9 ingredients · 40 minutes· 6-8 servings

Looking for a tasty grab & go snack that will not only support your training & aesthetic goals, but help to prevent gas, bloating & other symptoms of IBS? Make Baked Rice Pudding!

White rice is one of the starches that is usually better tolerated by people working through gut issues. Plus cooked & cooled rice becomes something called resistant starch, which feeds our good gut bacteria. In turn, these guys produce butyrate which is a short chain fatty acid that fuels the cells of our gut lining, reduces inflammation, supports our immune system & can help promote sleep. For this reason, I often make a big batch of rice on the weekend to eat through the week. And I often make this dish for a quick post-workout snack or for a comforting dessert after dinner. If you really want to make this a gut-healing dish, cook your rice using bone broth. You will not notice the savoury flavour of the broth once you mix in the other ingredients.

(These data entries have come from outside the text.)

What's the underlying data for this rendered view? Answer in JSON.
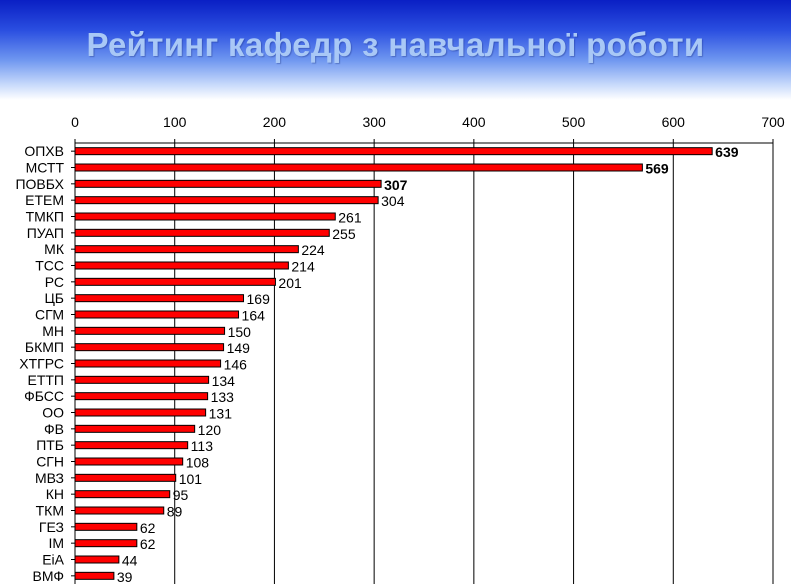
{
  "title": "Рейтинг кафедр з навчальної роботи",
  "colors": {
    "bar": "#ff0000",
    "bar_stroke": "#000000",
    "banner_top": "#0a1fc4",
    "title_text": "#a9c8f6"
  },
  "chart_data": {
    "type": "bar",
    "orientation": "horizontal",
    "title": "Рейтинг кафедр з навчальної роботи",
    "xlabel": "",
    "ylabel": "",
    "xlim": [
      0,
      700
    ],
    "x_ticks": [
      0,
      100,
      200,
      300,
      400,
      500,
      600,
      700
    ],
    "axis_position": "top",
    "grid": "vertical",
    "categories": [
      "ОПХВ",
      "МСТТ",
      "ПОВБХ",
      "ЕТЕМ",
      "ТМКП",
      "ПУАП",
      "МК",
      "ТСС",
      "РС",
      "ЦБ",
      "СГМ",
      "МН",
      "БКМП",
      "ХТГРС",
      "ЕТТП",
      "ФБСС",
      "ОО",
      "ФВ",
      "ПТБ",
      "СГН",
      "МВЗ",
      "КН",
      "ТКМ",
      "ГЕЗ",
      "ІМ",
      "ЕіА",
      "ВМФ"
    ],
    "values": [
      639,
      569,
      307,
      304,
      261,
      255,
      224,
      214,
      201,
      169,
      164,
      150,
      149,
      146,
      134,
      133,
      131,
      120,
      113,
      108,
      101,
      95,
      89,
      62,
      62,
      44,
      39
    ],
    "data_labels": [
      "639",
      "569",
      "307",
      "304",
      "261",
      "255",
      "224",
      "214",
      "201",
      "169",
      "164",
      "150",
      "149",
      "146",
      "134",
      "133",
      "131",
      "120",
      "113",
      "108",
      "101",
      "95",
      "89",
      "62",
      "62",
      "44",
      "39"
    ],
    "bold_labels": [
      true,
      true,
      true,
      false,
      false,
      false,
      false,
      false,
      false,
      false,
      false,
      false,
      false,
      false,
      false,
      false,
      false,
      false,
      false,
      false,
      false,
      false,
      false,
      false,
      false,
      false,
      false
    ]
  }
}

This snack is higher in carbs than fat or protein, so it’s great for replenishing muscle glycogen post-workout or to have as dessert after a more balanced meal. To make it a more balanced snack, have it with Greek yogurt or full-fat coconut milk.

If you find raisins irritate your gut, swap them out for dried cranberries or chopped dates, or simply omit them.

 
 

Directions

  1. Preheat oven to 375.

  2. In a medium mixing bowl, whisk the eggs with the milk, vanilla, stevia, cinnamon, salt & nutmeg (if using).

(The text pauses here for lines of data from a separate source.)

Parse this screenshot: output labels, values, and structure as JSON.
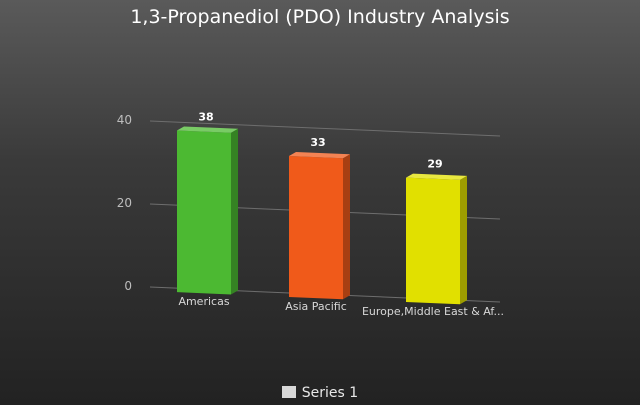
{
  "chart_data": {
    "type": "bar",
    "title": "1,3-Propanediol (PDO) Industry Analysis",
    "categories": [
      "Americas",
      "Asia Pacific",
      "Europe,Middle East & Af..."
    ],
    "series": [
      {
        "name": "Series 1",
        "values": [
          38,
          33,
          29
        ]
      }
    ],
    "bar_colors": [
      "#4cb932",
      "#f05a1a",
      "#e1e000"
    ],
    "yticks": [
      0,
      20,
      40
    ],
    "ylim": [
      0,
      40
    ],
    "grid": true,
    "legend": "bottom"
  }
}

  3. Add in the rice & raisins and stir to combine.

  4. Spray a pie plate with avocado or coconut oil spray & pour the rice mixture into the plate.

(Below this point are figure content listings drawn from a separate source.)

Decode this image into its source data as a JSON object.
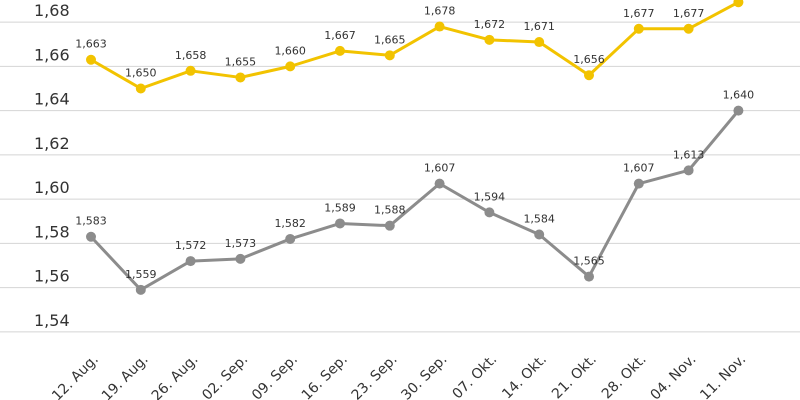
{
  "chart_data": {
    "type": "line",
    "title": "",
    "xlabel": "",
    "ylabel": "",
    "ylim": [
      1.53,
      1.69
    ],
    "y_ticks": [
      "1,54",
      "1,56",
      "1,58",
      "1,60",
      "1,62",
      "1,64",
      "1,66",
      "1,68"
    ],
    "y_tick_values": [
      1.54,
      1.56,
      1.58,
      1.6,
      1.62,
      1.64,
      1.66,
      1.68
    ],
    "categories": [
      "12. Aug.",
      "19. Aug.",
      "26. Aug.",
      "02. Sep.",
      "09. Sep.",
      "16. Sep.",
      "23. Sep.",
      "30. Sep.",
      "07. Okt.",
      "14. Okt.",
      "21. Okt.",
      "28. Okt.",
      "04. Nov.",
      "11. Nov."
    ],
    "grid": true,
    "legend": "none",
    "series": [
      {
        "name": "yellow",
        "color": "#f2c300",
        "values": [
          1.663,
          1.65,
          1.658,
          1.655,
          1.66,
          1.667,
          1.665,
          1.678,
          1.672,
          1.671,
          1.656,
          1.677,
          1.677,
          1.689
        ],
        "labels": [
          "1,663",
          "1,650",
          "1,658",
          "1,655",
          "1,660",
          "1,667",
          "1,665",
          "1,678",
          "1,672",
          "1,671",
          "1,656",
          "1,677",
          "1,677",
          ""
        ]
      },
      {
        "name": "grey",
        "color": "#8c8c8c",
        "values": [
          1.583,
          1.559,
          1.572,
          1.573,
          1.582,
          1.589,
          1.588,
          1.607,
          1.594,
          1.584,
          1.565,
          1.607,
          1.613,
          1.64
        ],
        "labels": [
          "1,583",
          "1,559",
          "1,572",
          "1,573",
          "1,582",
          "1,589",
          "1,588",
          "1,607",
          "1,594",
          "1,584",
          "1,565",
          "1,607",
          "1,613",
          "1,640"
        ]
      }
    ]
  }
}
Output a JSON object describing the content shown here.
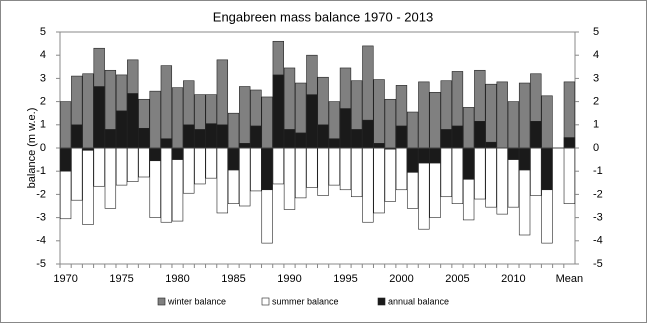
{
  "chart_data": {
    "type": "bar",
    "title": "Engabreen mass balance 1970 - 2013",
    "y_label": "balance (m w.e.)",
    "categories": [
      "1970",
      null,
      null,
      null,
      null,
      "1975",
      null,
      null,
      null,
      null,
      "1980",
      null,
      null,
      null,
      null,
      "1985",
      null,
      null,
      null,
      null,
      "1990",
      null,
      null,
      null,
      null,
      "1995",
      null,
      null,
      null,
      null,
      "2000",
      null,
      null,
      null,
      null,
      "2005",
      null,
      null,
      null,
      null,
      "2010",
      null,
      null,
      null,
      null,
      "Mean"
    ],
    "series": [
      {
        "name": "winter balance",
        "color": "#808080",
        "values": [
          2.0,
          3.1,
          3.2,
          4.3,
          3.35,
          3.15,
          3.8,
          2.1,
          2.45,
          3.55,
          2.6,
          2.9,
          2.3,
          2.3,
          3.8,
          1.5,
          2.65,
          2.5,
          2.2,
          4.6,
          3.45,
          2.8,
          4.0,
          3.05,
          2.0,
          3.45,
          2.9,
          4.4,
          2.95,
          2.1,
          2.7,
          1.55,
          2.85,
          2.4,
          2.9,
          3.3,
          1.75,
          3.35,
          2.75,
          2.85,
          2.0,
          2.8,
          3.2,
          2.25,
          null,
          2.85
        ]
      },
      {
        "name": "summer balance",
        "color": "#ffffff",
        "values": [
          -3.05,
          -2.25,
          -3.3,
          -1.65,
          -2.6,
          -1.6,
          -1.45,
          -1.25,
          -3.0,
          -3.2,
          -3.15,
          -1.95,
          -1.55,
          -1.3,
          -2.8,
          -2.4,
          -2.5,
          -1.85,
          -4.1,
          -1.55,
          -2.65,
          -2.15,
          -1.7,
          -2.05,
          -1.6,
          -1.8,
          -2.1,
          -3.2,
          -2.8,
          -2.3,
          -1.8,
          -2.6,
          -3.5,
          -3.0,
          -2.1,
          -2.4,
          -3.1,
          -2.2,
          -2.55,
          -2.85,
          -2.55,
          -3.75,
          -2.05,
          -4.1,
          null,
          -2.4
        ]
      },
      {
        "name": "annual balance",
        "color": "#1a1a1a",
        "values": [
          -1.0,
          1.0,
          -0.1,
          2.65,
          0.8,
          1.6,
          2.35,
          0.85,
          -0.55,
          0.4,
          -0.5,
          1.0,
          0.8,
          1.05,
          1.0,
          -0.95,
          0.2,
          0.95,
          -1.8,
          3.15,
          0.8,
          0.65,
          2.3,
          1.0,
          0.4,
          1.7,
          0.8,
          1.2,
          0.2,
          -0.05,
          0.95,
          -1.05,
          -0.65,
          -0.65,
          0.8,
          0.95,
          -1.35,
          1.15,
          0.25,
          0.0,
          -0.5,
          -0.95,
          1.15,
          -1.8,
          null,
          0.45
        ]
      }
    ],
    "ylim": [
      -5,
      5
    ],
    "yticks": [
      -5,
      -4,
      -3,
      -2,
      -1,
      0,
      1,
      2,
      3,
      4,
      5
    ],
    "y2lim": [
      -5,
      5
    ],
    "y2ticks": [
      -5,
      -4,
      -3,
      -2,
      -1,
      0,
      1,
      2,
      3,
      4,
      5
    ],
    "legend": "bottom"
  }
}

  5. Bake for around 30-45 minutes, or until a knife inserted into the middle comes out clean.

  6. Allow to cool then slice. Serve as-is or with a dollop of coconut whipped cream or Greek yogurt. Enjoy!

Ingredients

  • 1 1/2 cups cooked leftover rice

  • 2 eggs

  • 1 1/2 cups unsweetened macadamia milk

  • 1 tsp vanilla extract

  • 1/2 tsp stevia or maple syrup, to taste

  • 1/2 tsp sea salt

  • 2 tsp cinnamon

  • 1/4 tsp freshly grated nutmeg (optional)

  • 2-3 tbsp raisins

Notes

No Macadamia Milk? - Use any unsweetened non-dairy milk. I will sometimes use 3/4 cup of full-fat coconut milk with 3/4 of filtered water.

Make this lower in fat & higher in protein - Use 1 whole egg + 3 egg whites. But it will have a drier texture (but still satisfying!).

Turn it into ‘rice porridge’ - Crumble a slice into a bowl, top with unsweetened macadamia, almond or coconut milk & sprinkle with cinnamon. To make this extra special, add in toasted coconut flakes & top with a dollop of coconut whipped cream or Greek yogurt.